Und wie viel Verpackungsmaterial wird am Schluss wirklich gespart?

Das kommt natürlich auf das Produkt an. Wir bekommen die Sachen teilweise natürlich auch in Plastik verpackt geliefert. Die meisten anderen Produkte aus unserem Sortiment kommen in Papier-Säcken, Nudeln hingegen gibt es einfach nicht in nachhaltiger Verpackung. Und klar, die wiegen auch ein bisschen was – da ist es auch eine Frage des Recyclings. Der andere entscheidende Punkt ist, wie unsere Kunden ihre Produkte abfüllen. Also, ob sie wieder Papiertüten nehmen oder das eigene Gefäß aus Glas immer wieder und wieder befüllen. Auf diesem Weg spart man natürlich über das Jahr hinweg richtig viel ein.

Habt ihr Einfluss darauf, in welcher Verpackung die Produkte bei euch ankommen?

Wie gesagt: Die Produkte sind natürlich auch alle verpackt. Aber allein durch das Volumen wird Plastik eingespart. 20 Kg in einer Packung verbraucht weniger Verpackungsmaterial als 20 kg in 100g Tüten. Und wir fragen natürlich nach, wie ein Produkt bei den Großhändlern eingepackt wird und gucken, dass es möglichst ökologisch ist. Also am besten in Papiertüten. Wir füllen die Produkte dann in unsere Behälter um, die natürlich auch einigen Vorschriften unterliegen: Mottenschutz, Lebensmittelechtheit (wie in der Gastro), usw.

Bio.lose in Hamburg
"Man holt sich ein Säckchen und ein Glas und füllt sich etwas ab. Das dauert vielleicht eine Minute länger, aber am Ende des Tages haben alle etwas davon."
© Malte Joost / GEO

Gab bzw. gibt es große Hürden, die ihr für so ein noch recht ungewöhnliches Angebot nehmen müsst?

Klar, es gibt überall Hürden. Zum Beispiel bei der Beschaffung.

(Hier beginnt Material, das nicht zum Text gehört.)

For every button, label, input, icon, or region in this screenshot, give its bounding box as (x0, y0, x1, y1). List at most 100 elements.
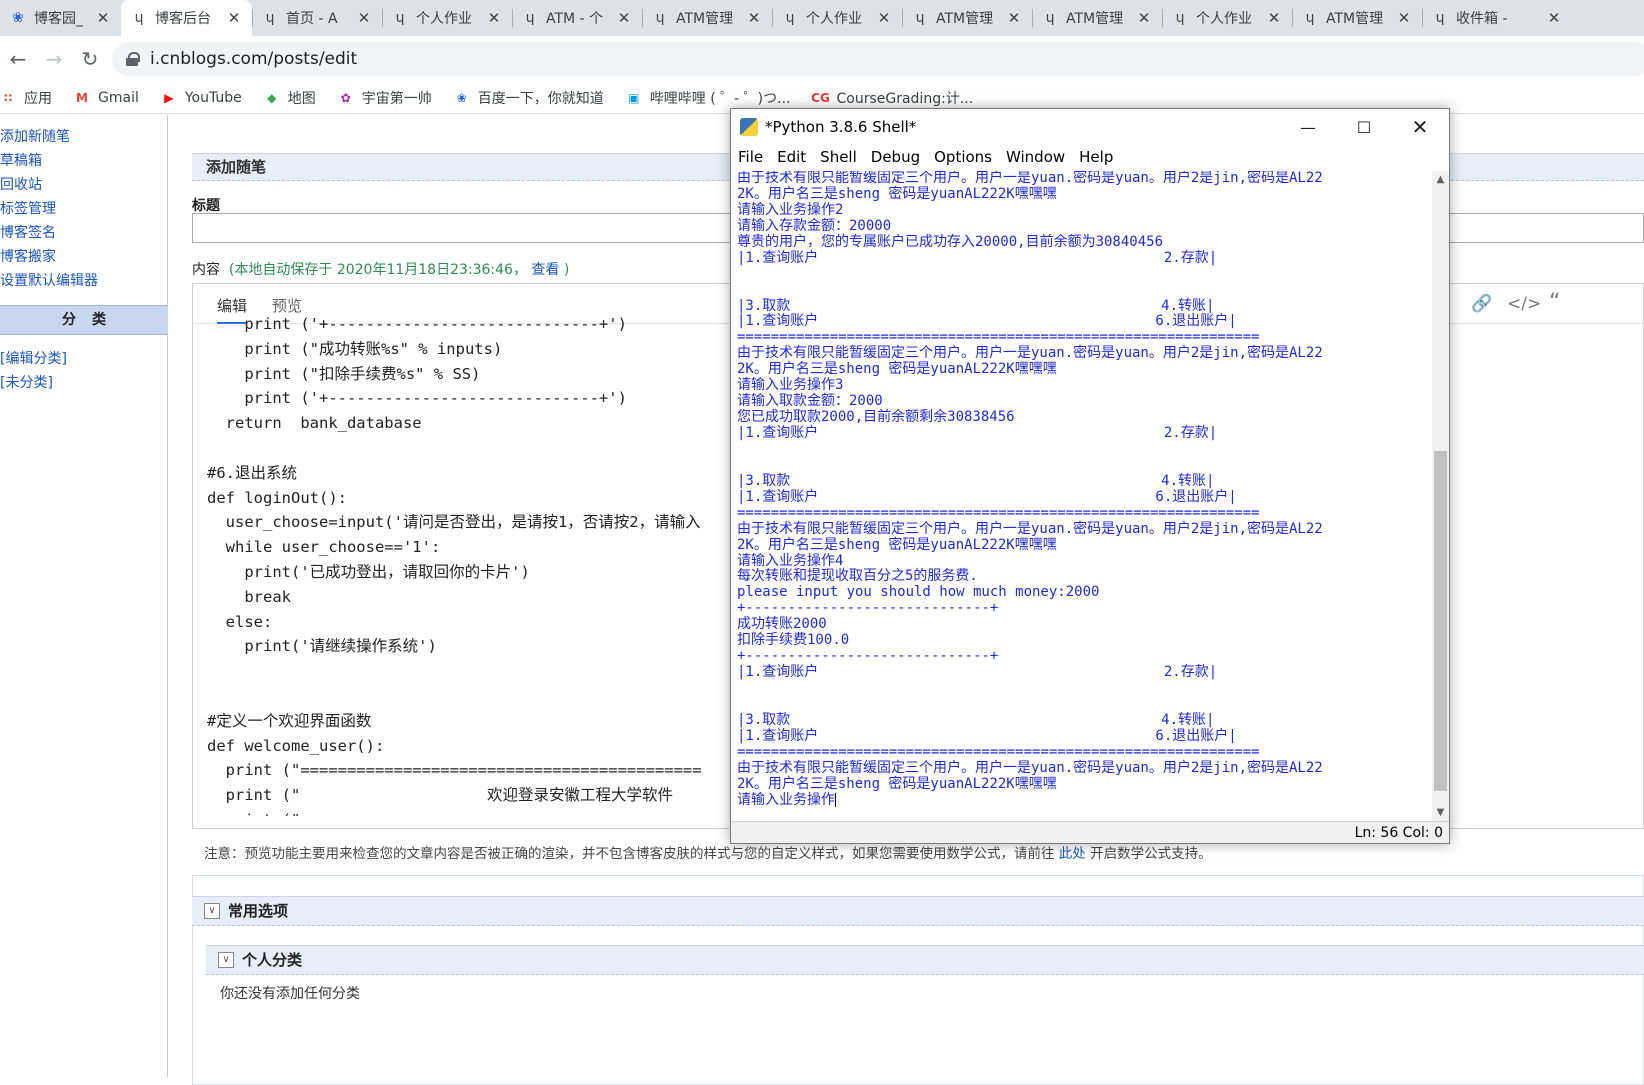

Man denkt sich: "Klar, ist doch kein Problem, 20-Kilo-Säcke zu bestellen". Aber das ist es leider doch – nicht jedes Produkt wird (bisher) in so großen Mengen angeboten. Es gibt auch einfach Produkte, die verkauft man nicht so leicht innerhalb von 2 Monaten.

Zudem sollten bei uns eigentlich alle unverpackten Produkte nicht nur der EG-Öko-Verordnung entsprechen sondern von Demeter- oder Bio-Land-Qualität sein und bestenfalls regional bezogen werden – da wird es dann wirklich schwierig, solche Produkte in großen Mengen zu beziehen. Es gibt immer wider Lieferengpässe, weil sich die Großhändler noch nicht auf diese Situation eingespielt haben. Aber da macht es am Schluss natürlich die Nachfrage aus. Steigt die Nachfrage durch solche Konzepte, steigt sicherlich auch das Angebot.

bio.lose in Hamburg
Nudeln, Nüsse und Müsli sind bei Bio.lose selbstverständlich unverpackt. Doch es gibt auch Seifen, Spül- und Waschmittel zum selber nachfüllen.
© Malte Joost / GEO

Würdet ihr euch eine staatliche Unterstützung wünschen?

Wenn man an Nachhaltigkeit denkt, gäbe es sicherlich viele Instrumente, die so ein Konzept unterstützen könnten. Eine CO2-Steuer zum Beispiel, bei der alle Verpackungen je nach Emission besteuert würden. Damit würde auch der Preis der verpackten Lebensmittel steigen, während unverpackte Lebensmittel denselben oder einen günstigeren Preis beibehalten würden. So etwas wäre toll! Das hätte nicht nur für uns sondern auch gesamtgesellschaftlich einen positiven Effekt.